23 January–Andrew DeCort

The Theology Workshop cordially invites you to participate in the upcoming workshop with Andrew DeCort, 2nd year PhD student in Religious Ethics, on Monday, January 23rd, 12:00-1:30 PM, in Swift 201.

 

“Theology as Freedom: Scripture, Sovereignty, Creationality, and Civilization”

 

In his presentation, Andrew will analyze two competing logics surrounding Evangelical interpretations of biblical authority. On one hand, Evangelicals would agree that (1) God created a good world that quickly rebelled against God, (2) that God covenanted Godself with people that were repeatedly unfaithful to God, and (3) that God’s continued presence and action among us is the clearest sign of God’s own faithful love for the world.
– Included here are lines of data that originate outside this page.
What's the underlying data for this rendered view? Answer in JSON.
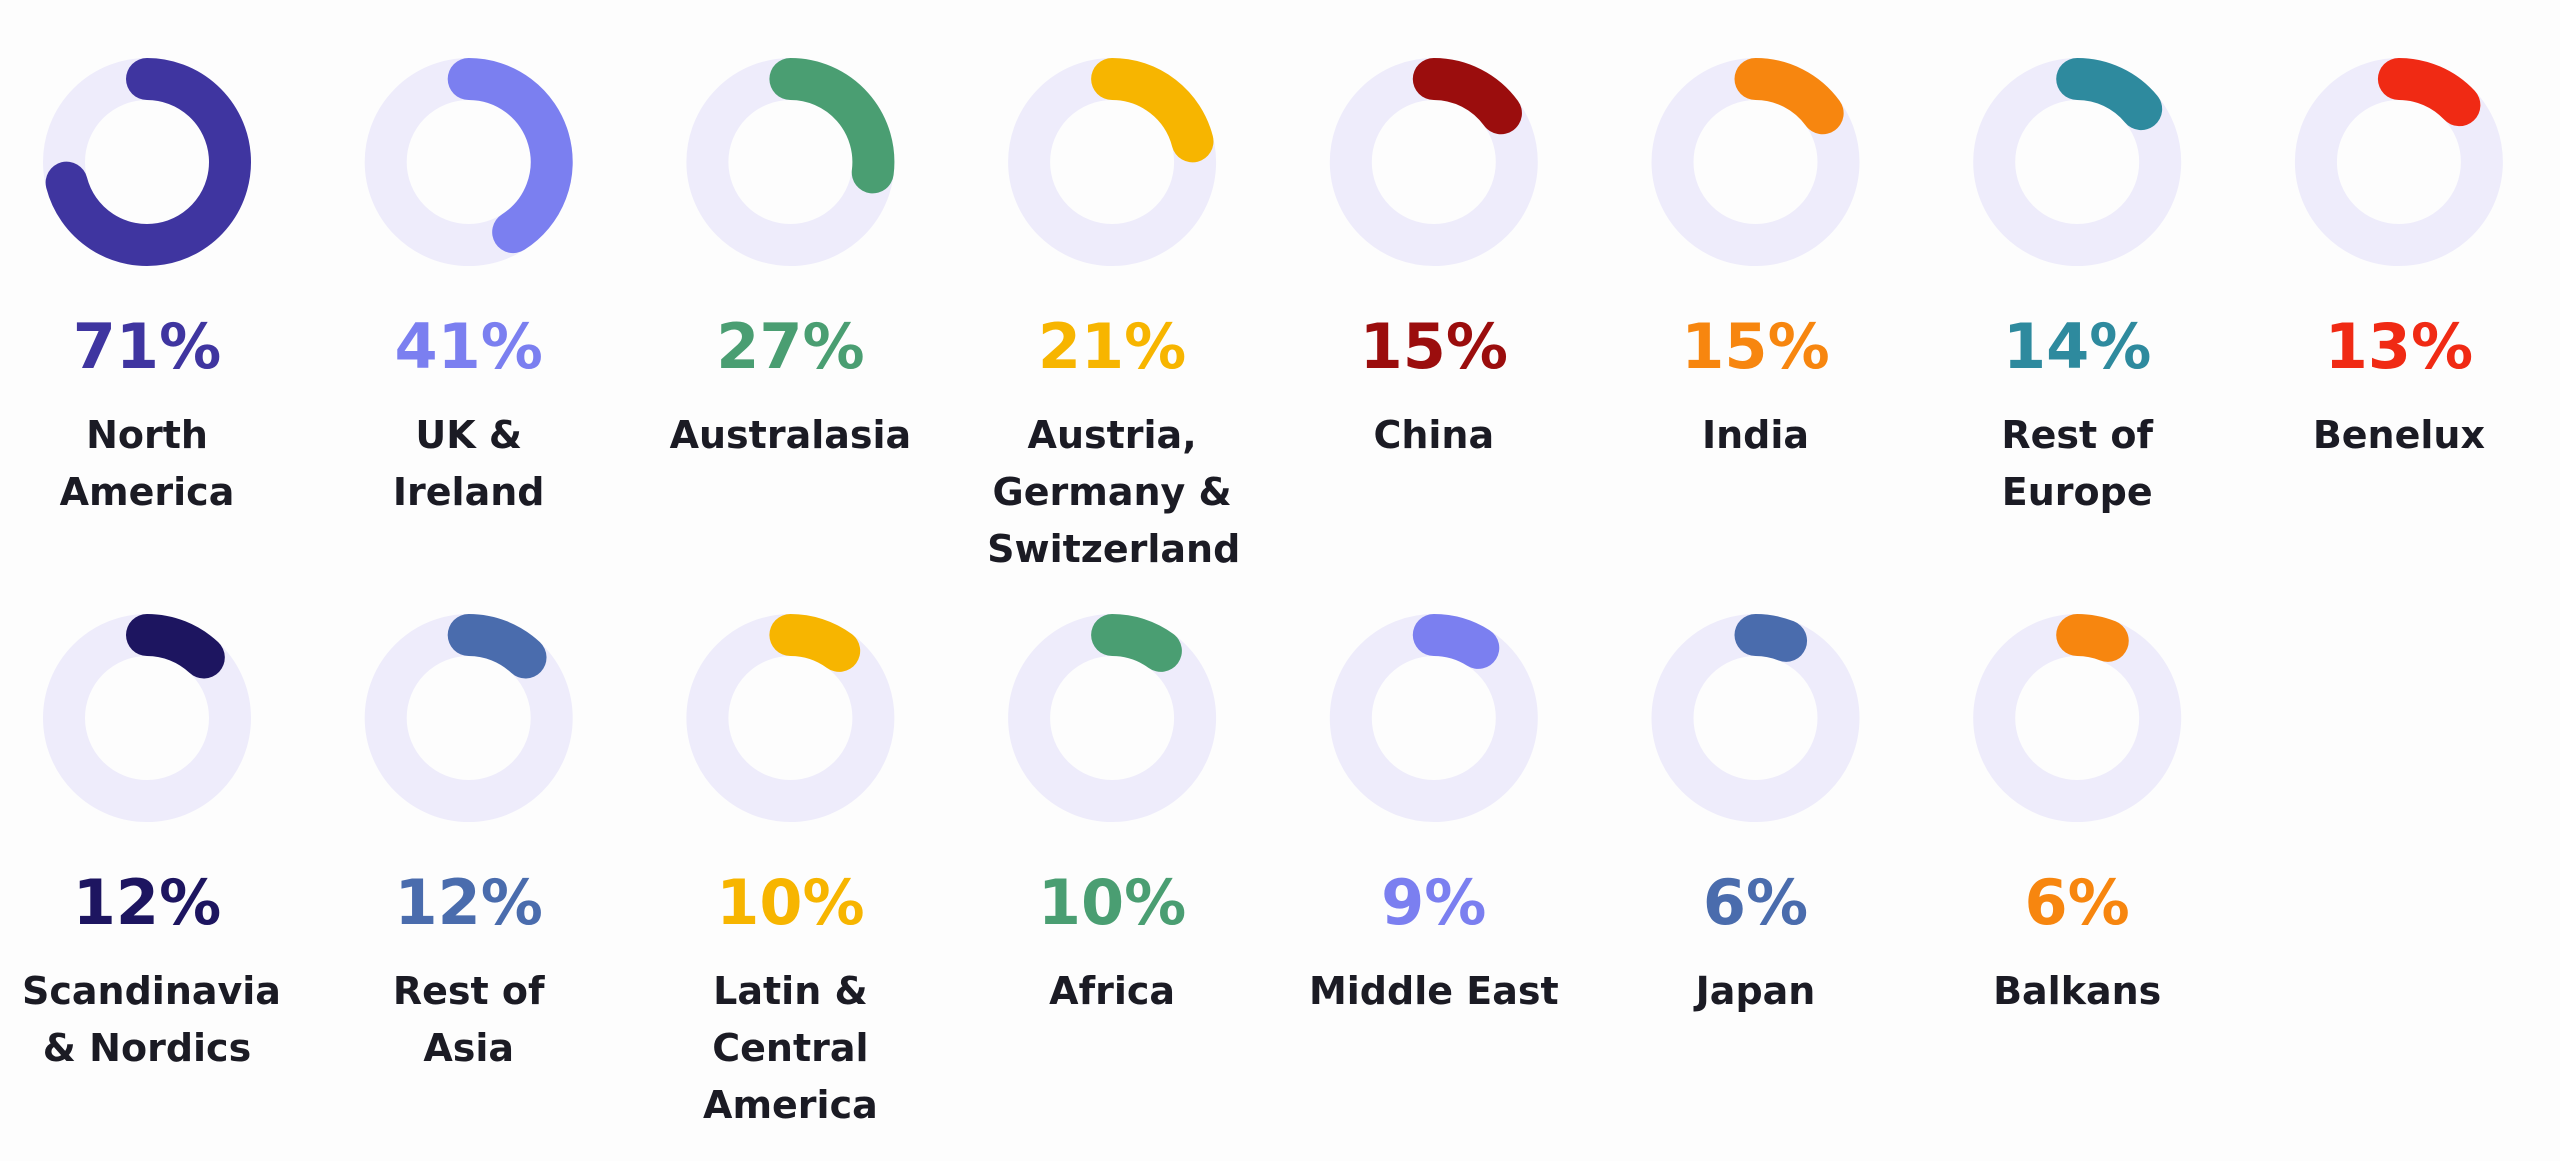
{
  "chart_data": {
    "type": "radial-progress",
    "categories": [
      "North America",
      "UK & Ireland",
      "Australasia",
      "Austria, Germany & Switzerland",
      "China",
      "India",
      "Rest of Europe",
      "Benelux",
      "Scandinavia & Nordics",
      "Rest of Asia",
      "Latin & Central America",
      "Africa",
      "Middle East",
      "Japan",
      "Balkans"
    ],
    "values": [
      71,
      41,
      27,
      21,
      15,
      15,
      14,
      13,
      12,
      12,
      10,
      10,
      9,
      6,
      6
    ],
    "value_labels": [
      "71%",
      "41%",
      "27%",
      "21%",
      "15%",
      "15%",
      "14%",
      "13%",
      "12%",
      "12%",
      "10%",
      "10%",
      "9%",
      "6%",
      "6%"
    ],
    "colors": [
      "#3f35a0",
      "#7b7ff0",
      "#4a9e72",
      "#f7b500",
      "#9b0d0d",
      "#f7860f",
      "#2e8a9e",
      "#f02a14",
      "#1d1560",
      "#4a6cad",
      "#f7b500",
      "#4a9e72",
      "#7b7ff0",
      "#4a6cad",
      "#f7860f"
    ]
  }
}
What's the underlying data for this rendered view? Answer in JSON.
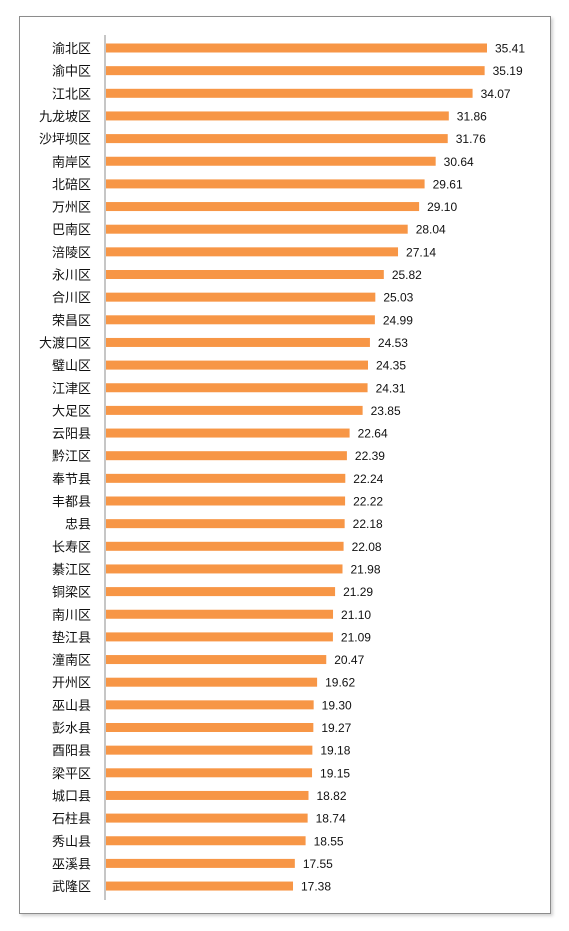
{
  "chart_data": {
    "type": "bar",
    "orientation": "horizontal",
    "categories": [
      "渝北区",
      "渝中区",
      "江北区",
      "九龙坡区",
      "沙坪坝区",
      "南岸区",
      "北碚区",
      "万州区",
      "巴南区",
      "涪陵区",
      "永川区",
      "合川区",
      "荣昌区",
      "大渡口区",
      "璧山区",
      "江津区",
      "大足区",
      "云阳县",
      "黔江区",
      "奉节县",
      "丰都县",
      "忠县",
      "长寿区",
      "綦江区",
      "铜梁区",
      "南川区",
      "垫江县",
      "潼南区",
      "开州区",
      "巫山县",
      "彭水县",
      "酉阳县",
      "梁平区",
      "城口县",
      "石柱县",
      "秀山县",
      "巫溪县",
      "武隆区"
    ],
    "values": [
      35.41,
      35.19,
      34.07,
      31.86,
      31.76,
      30.64,
      29.61,
      29.1,
      28.04,
      27.14,
      25.82,
      25.03,
      24.99,
      24.53,
      24.35,
      24.31,
      23.85,
      22.64,
      22.39,
      22.24,
      22.22,
      22.18,
      22.08,
      21.98,
      21.29,
      21.1,
      21.09,
      20.47,
      19.62,
      19.3,
      19.27,
      19.18,
      19.15,
      18.82,
      18.74,
      18.55,
      17.55,
      17.38
    ],
    "value_labels": [
      "35.41",
      "35.19",
      "34.07",
      "31.86",
      "31.76",
      "30.64",
      "29.61",
      "29.10",
      "28.04",
      "27.14",
      "25.82",
      "25.03",
      "24.99",
      "24.53",
      "24.35",
      "24.31",
      "23.85",
      "22.64",
      "22.39",
      "22.24",
      "22.22",
      "22.18",
      "22.08",
      "21.98",
      "21.29",
      "21.10",
      "21.09",
      "20.47",
      "19.62",
      "19.30",
      "19.27",
      "19.18",
      "19.15",
      "18.82",
      "18.74",
      "18.55",
      "17.55",
      "17.38"
    ],
    "bar_color": "#f79646",
    "axis_color": "#8c8c8c",
    "xlim": [
      0,
      35.41
    ],
    "grid": false,
    "legend": "none"
  }
}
Rather than engineering a world or a history that is “infallible” or “inerrant,” we see God giving and affirming creaturely freedom, co-creativity, and co-authority, what he will call a logic of “creationality.” On the other hand, Evangelicals insist that Scripture is an exception from this pattern, in which God works so successfully that Scripture remains spotless from error or internal disagreement, which he interprets as a logic of “sovereignty.” We will interrogate the argument that the Evangelical doctrine of a Scripture that cannot fail betrays the wider biblical commitment to a God who does not work through unmediated, absolute force but through mediated, response-able inter-action, which leaves room for Scripture to be a) authoritative and b) accompanied with error, which c) isolates the continuing demand for genuinely critical-and-committed reading and action.

Julius Crump, 1st year PhD student in Theology, will respond. The paper will be available through the Theology Workshop listserve, but no advance preparation is expected of participants. Lunch will be provided.